Janie is still "recovering" from Reeve's betrayal in The Voice on the Radio when Frank Johnson suffers a bad stroke. Suddenly she finds herself spending the summer going through her father's office, trying to piece together her parents' finances, and helping Miranda make decisions concerning their future. Fortunately, she has begun to make up with Reeve, and he's now a friend again, and her NJ brother Brian has come to spend the summer with her. So she's not alone as she works. However, nothing could prepare Janie for what she finds in her father's "Paid Bills" drawer....
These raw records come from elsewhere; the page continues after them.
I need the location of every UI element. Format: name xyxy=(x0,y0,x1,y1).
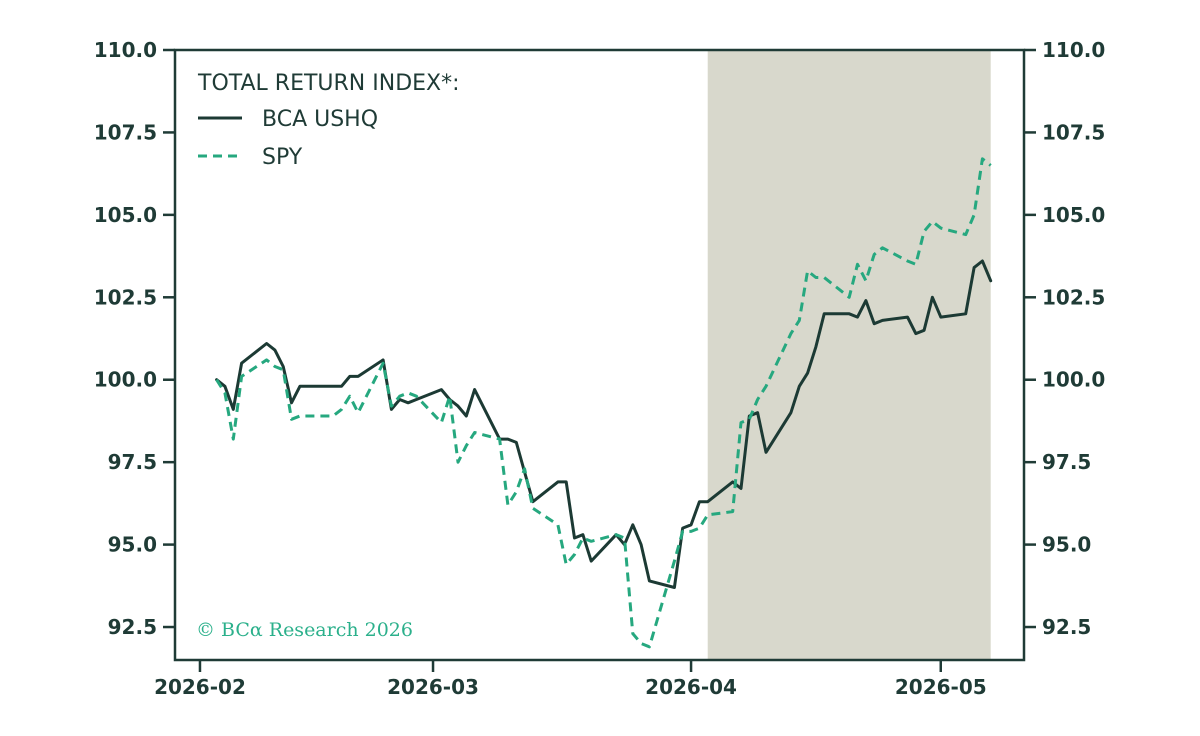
y-tick-label-left: 95.0 xyxy=(108,533,157,557)
y-tick-label-right: 97.5 xyxy=(1042,450,1091,474)
legend: TOTAL RETURN INDEX*: BCA USHQ SPY xyxy=(197,71,460,170)
y-tick-label-left: 105.0 xyxy=(94,203,157,227)
shaded-period xyxy=(707,50,991,660)
legend-title: TOTAL RETURN INDEX*: xyxy=(197,71,460,96)
y-tick-label-left: 107.5 xyxy=(94,120,157,144)
axes xyxy=(163,48,1036,672)
y-tick-label-right: 100.0 xyxy=(1042,368,1105,392)
plot-frame xyxy=(173,48,1026,662)
y-tick-label-right: 95.0 xyxy=(1042,533,1091,557)
y-tick-label-left: 92.5 xyxy=(108,615,157,639)
x-tick-label: 2026-05 xyxy=(895,675,987,699)
x-tick-label: 2026-04 xyxy=(645,675,737,699)
legend-label-bca-ushq: BCA USHQ xyxy=(262,107,378,132)
y-tick-label-left: 102.5 xyxy=(94,285,157,309)
y-tick-label-right: 110.0 xyxy=(1042,38,1105,62)
copyright-annotation: © BCα Research 2026 xyxy=(196,619,413,641)
series-line-spy xyxy=(215,157,992,649)
y-tick-label-left: 97.5 xyxy=(108,450,157,474)
y-tick-label-left: 110.0 xyxy=(94,38,157,62)
y-tick-label-right: 92.5 xyxy=(1042,615,1091,639)
y-tick-label-right: 107.5 xyxy=(1042,120,1105,144)
x-tick-label: 2026-03 xyxy=(387,675,479,699)
y-tick-label-right: 102.5 xyxy=(1042,285,1105,309)
tick-labels: 92.5 92.5 95.0 95.0 97.5 97.5 100.0 100.0 102.5 1… xyxy=(94,38,1106,699)
x-tick-label: 2026-02 xyxy=(154,675,246,699)
y-tick-label-left: 100.0 xyxy=(94,368,157,392)
series-layer xyxy=(215,157,993,649)
legend-label-spy: SPY xyxy=(262,145,303,170)
y-tick-label-right: 105.0 xyxy=(1042,203,1105,227)
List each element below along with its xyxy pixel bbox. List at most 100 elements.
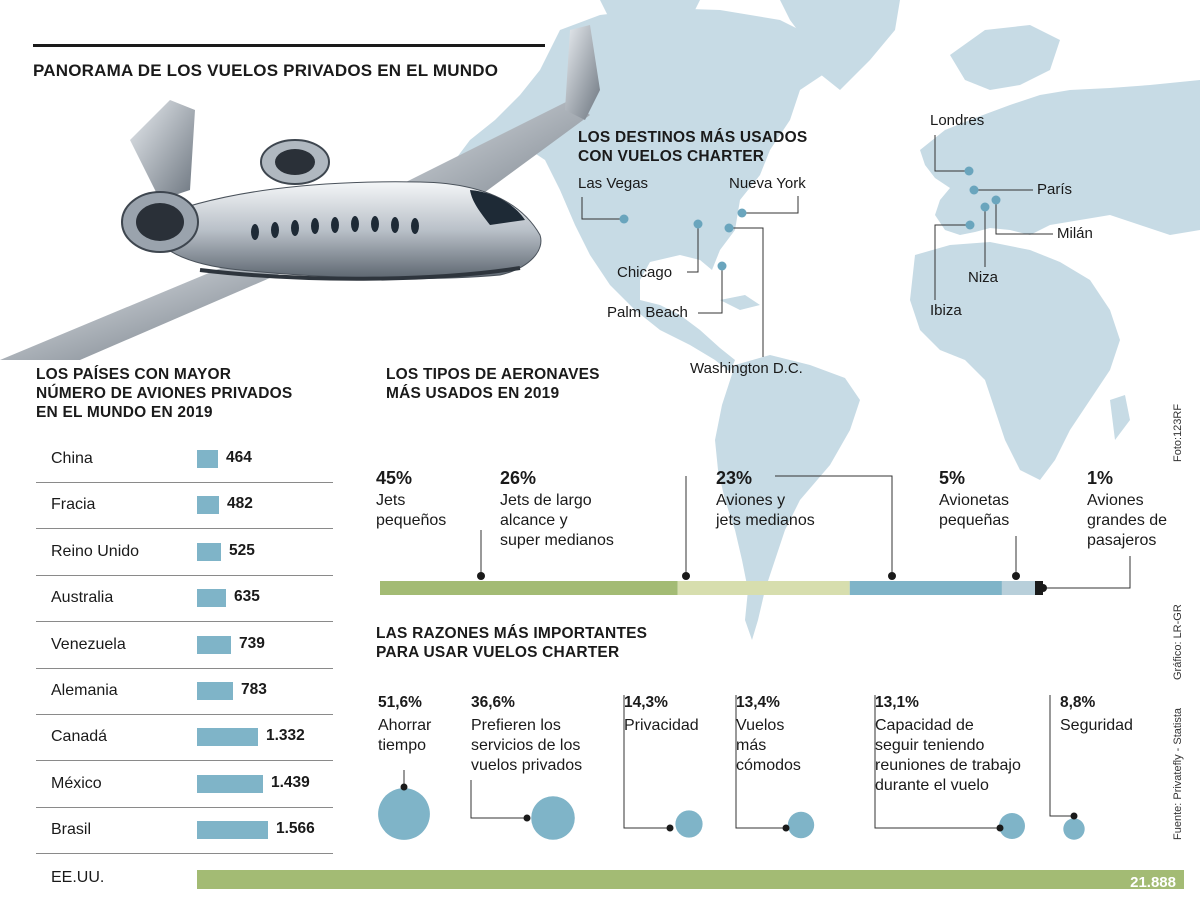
country-name: México <box>51 774 102 792</box>
type-segment <box>849 581 1002 595</box>
country-value: 1.332 <box>266 727 305 745</box>
reason-percent: 36,6% <box>471 694 515 711</box>
reason-label-line: Seguridad <box>1060 717 1133 734</box>
bar-eeuu <box>197 870 1184 889</box>
reason-leader-dot <box>782 824 790 832</box>
type-label-line: pequeñas <box>939 512 1010 529</box>
type-percent: 26% <box>500 468 537 488</box>
type-label: Aviones grandes de pasajeros <box>1087 491 1167 551</box>
reason-label-line: Privacidad <box>624 717 699 734</box>
country-value: 464 <box>226 449 252 466</box>
type-label: Aviones y jets medianos <box>716 491 815 531</box>
map-dot-milan <box>991 195 1001 205</box>
country-row: Brasil <box>36 807 333 855</box>
map-dot-palm-beach <box>717 261 727 271</box>
country-row: Canadá <box>36 714 333 762</box>
map-label-chicago: Chicago <box>617 264 673 281</box>
destinations-title-line: CON VUELOS CHARTER <box>578 148 765 165</box>
reason-label-line: tiempo <box>378 737 427 754</box>
type-label-line: Jets de largo <box>500 492 592 509</box>
map-dot-paris <box>969 185 979 195</box>
reason-leader-line <box>470 780 527 819</box>
type-label: Jets pequeños <box>376 491 446 531</box>
map-label-londres: Londres <box>930 112 985 129</box>
country-value: 739 <box>239 634 265 652</box>
reason-percent: 13,1% <box>875 694 919 711</box>
map-dot-ibiza <box>965 220 975 230</box>
aircraft-title-line: LOS TIPOS DE AERONAVES <box>386 366 600 383</box>
reason-leader-dot <box>1070 812 1078 820</box>
country-value: 635 <box>234 588 260 606</box>
map-dot-londres <box>964 166 974 176</box>
page-title: PANORAMA DE LOS VUELOS PRIVADOS EN EL MU… <box>33 61 499 80</box>
type-leader-dot <box>1039 584 1047 592</box>
country-row: Australia <box>36 575 333 623</box>
type-label-line: jets medianos <box>716 512 815 529</box>
reason-leader-line <box>623 695 670 829</box>
map-dot-las-vegas <box>619 214 629 224</box>
reason-leader-line <box>735 695 786 829</box>
reason-percent: 14,3% <box>624 694 668 711</box>
type-percent: 45% <box>376 468 413 488</box>
reason-bubble <box>531 796 575 840</box>
aircraft-types-title: LOS TIPOS DE AERONAVES MÁS USADOS EN 201… <box>386 365 600 403</box>
reason-leader-dot <box>666 824 674 832</box>
country-value: 1.566 <box>276 820 315 838</box>
type-leader-dot <box>477 572 485 580</box>
reason-label-line: vuelos privados <box>471 757 583 774</box>
reason-label-line: seguir teniendo <box>875 737 985 754</box>
map-label-paris: París <box>1037 181 1073 198</box>
country-value: 482 <box>227 495 253 513</box>
country-bar <box>197 635 231 654</box>
type-label-line: Aviones <box>1087 492 1144 509</box>
reason-leader-dot <box>996 824 1004 832</box>
type-label-line: pequeños <box>376 512 447 529</box>
aircraft-title-line: MÁS USADOS EN 2019 <box>386 385 560 402</box>
country-row: México <box>36 761 333 808</box>
country-name: Canadá <box>51 728 108 746</box>
reason-label-line: reuniones de trabajo <box>875 757 1021 774</box>
reason-label-line: Ahorrar <box>378 717 432 734</box>
countries-chart-title: LOS PAÍSES CON MAYOR NÚMERO DE AVIONES P… <box>36 365 292 422</box>
reason-bubble <box>1063 818 1085 840</box>
country-bar <box>197 728 258 747</box>
country-bar <box>197 450 218 468</box>
country-row: Venezuela <box>36 622 333 669</box>
reason-leader-dot <box>523 814 531 822</box>
country-name: Venezuela <box>51 635 126 653</box>
country-name: Reino Unido <box>51 542 140 560</box>
title-rule <box>33 44 545 47</box>
bar-value-eeuu: 21.888 <box>1130 874 1176 891</box>
map-label-niza: Niza <box>968 269 999 286</box>
country-row: Alemania <box>36 668 333 715</box>
type-leader-dot <box>888 572 896 580</box>
reason-leader-line <box>1049 695 1074 817</box>
type-label-line: grandes de <box>1087 512 1168 529</box>
type-segment <box>677 581 850 595</box>
reason-percent: 8,8% <box>1060 694 1096 711</box>
reason-label: Ahorrar tiempo <box>378 716 431 756</box>
reason-label: Vuelos más cómodos <box>736 716 801 776</box>
map-dot-niza <box>980 202 990 212</box>
type-label-line: Avionetas <box>939 492 1009 509</box>
reason-label-line: servicios de los <box>471 737 581 754</box>
country-name: Alemania <box>51 682 118 699</box>
reason-bubble <box>675 810 703 838</box>
country-row: Fracia <box>36 482 333 530</box>
type-percent: 23% <box>716 468 753 488</box>
country-name: Fracia <box>51 496 96 514</box>
type-leader-line <box>775 475 893 575</box>
reason-label-line: Vuelos <box>736 717 785 734</box>
country-bar <box>197 496 219 515</box>
type-leader-dot <box>1012 572 1020 580</box>
reasons-title: LAS RAZONES MÁS IMPORTANTES PARA USAR VU… <box>376 624 647 662</box>
map-label-palm-beach: Palm Beach <box>607 304 688 321</box>
reason-label: Prefieren los servicios de los vuelos priv… <box>471 716 582 776</box>
type-label: Avionetas pequeñas <box>939 491 1009 531</box>
country-bar <box>197 682 233 700</box>
reason-label-line: Capacidad de <box>875 717 974 734</box>
country-value: 525 <box>229 541 255 559</box>
type-leader-line <box>1045 556 1131 589</box>
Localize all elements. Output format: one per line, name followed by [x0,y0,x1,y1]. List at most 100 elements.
Poor Janie! Things just never go right for her. She finally has both of her families (sort of) sorted out, and then one father ends up in ICU. She's starting to make up with Reeve, and planning her own college future, and then she has to interrupt her summer plans to help take care of her parents. She's playing the dutiful daughter, helping out her parents, then she finds something in her father's study that could destroy both families all over again.
This book didn't advance Janie or Reeve very much, but it did introduce the reader more closely to Stephen Spring, who is attending college in Colorado. I'm still not sure how I feel about Stephen. He's a tough cookie to crack. I think Cooney did a good job giving the reader plenty of material, but Stephen does not fit neatly into a box; no stereotype characters here! He's complex, and I liked some parts of him and disliked others.
A small flaw with the book was the implausibility of one road trip. I promised no spoilers, so I won't say who goes where, but I found it hard to believe that parents would just let teens go off very spontaneously on a trip without any supervision. Especially when those families have been through everything that the Johnsons and Springs have been through.
Overall, another exciting thriller from Caroline B. Cooney. I don't think this is my favorite of the series, but it does serve to advance the series and give character development; it's not a stagnant bridge book on the way to the finale. Like the other books, this one won't be up for a Printz, but it's entertaining and gripping.
I listened to the audiobook of What Janie Found, and I give it a thumbs up, just like I did for The Voice on the Radio. Same narrator, same clear voice and steady cadence.
*I checked out my copy of What Janie Found from my local library.